1.ほとんどそういったゲームをやったことがないという人向け:まずは無料作品から

 まず、最初にいわゆる社会派のゲームをやったことが全くないという人向けの推薦だが、たぶん最初から、数時間もかかる重苦しいムードの作品をすすめられても、ちょっと厳しいだろうと思う。

 そこで最初に人におすすめしているのは、ニッキー・ケースの作品群である。無料かつ、10分程度でできる作品が多いので、最初に触ってみるにはいいだろう。

 簡単な英語が読める人なら、10分程度でできる『We Become What We Behold』をまずすすめたい(注:暴力の表現がある)。

 日本語訳があるものとしては、『coming out simulator』(注:LGBTQのカミングアウトについての強い感情を惹起する表現がある)も、20分程度でできる。

 上記2つは、強い表現があるので、TPOによってすすめにくいなどという場合は、ゲームの要素はやや弱いが『群衆の英知もしくは狂気 』などもいいだろう。

 ニッキー・ケースの作品をやってみて悪くないと思われた方には、もう少し長時間の作品をやってみてもらいたい。

 たとえば、戦下のウクライナで作られた2022年2月からのウクライナの紛争下の人々の状況を扱った『Ukraine War Stories』も、大きな注目を浴びた作品の一つだろう。これは1時間30分~3時間ぐらいで概ね遊べる。(当然だが、この作品も暴力や性に関する表現がある)

 また、研究倫理の教材として無料で提供されている『THE LAB』は「教材」と知らずにやっても、楽しめるものになっている。

2.もう少し知りたいと思った人へ:数時間から1日程度でできる有名作品

 次に、有料の有名作品も挙げていこう。

 『This War of Mine』は、最も有名な作品の一つだろう。
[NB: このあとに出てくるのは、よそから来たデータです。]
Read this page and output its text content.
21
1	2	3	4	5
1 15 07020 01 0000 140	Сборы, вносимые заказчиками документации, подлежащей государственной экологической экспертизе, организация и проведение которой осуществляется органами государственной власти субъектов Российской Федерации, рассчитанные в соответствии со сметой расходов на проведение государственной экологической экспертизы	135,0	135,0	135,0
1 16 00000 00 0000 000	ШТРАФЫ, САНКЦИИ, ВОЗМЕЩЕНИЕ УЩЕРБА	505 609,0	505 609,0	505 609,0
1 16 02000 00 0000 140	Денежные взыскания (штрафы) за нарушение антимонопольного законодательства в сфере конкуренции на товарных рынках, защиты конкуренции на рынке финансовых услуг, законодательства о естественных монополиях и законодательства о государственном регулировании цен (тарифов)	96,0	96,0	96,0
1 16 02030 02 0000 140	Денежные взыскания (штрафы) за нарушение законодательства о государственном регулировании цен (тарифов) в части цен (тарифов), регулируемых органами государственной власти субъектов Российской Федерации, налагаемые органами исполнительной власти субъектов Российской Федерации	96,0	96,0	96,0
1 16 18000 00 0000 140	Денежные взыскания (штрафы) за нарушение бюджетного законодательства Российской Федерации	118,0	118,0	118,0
これはユーゴスラビア紛争の銃後の世界を生き延びる作品である。

 第二次大戦後のノルウェーにおける複雑な差別の問題を扱った『My Child Lebensborn』も重要な作品だろう。ぜひ多くの人にやってもらいたい。

 ほか『HEAD LINER』『Papers, Please』『返校 -Detention』あたりも、こういった文脈ではよく挙げられる作品になる。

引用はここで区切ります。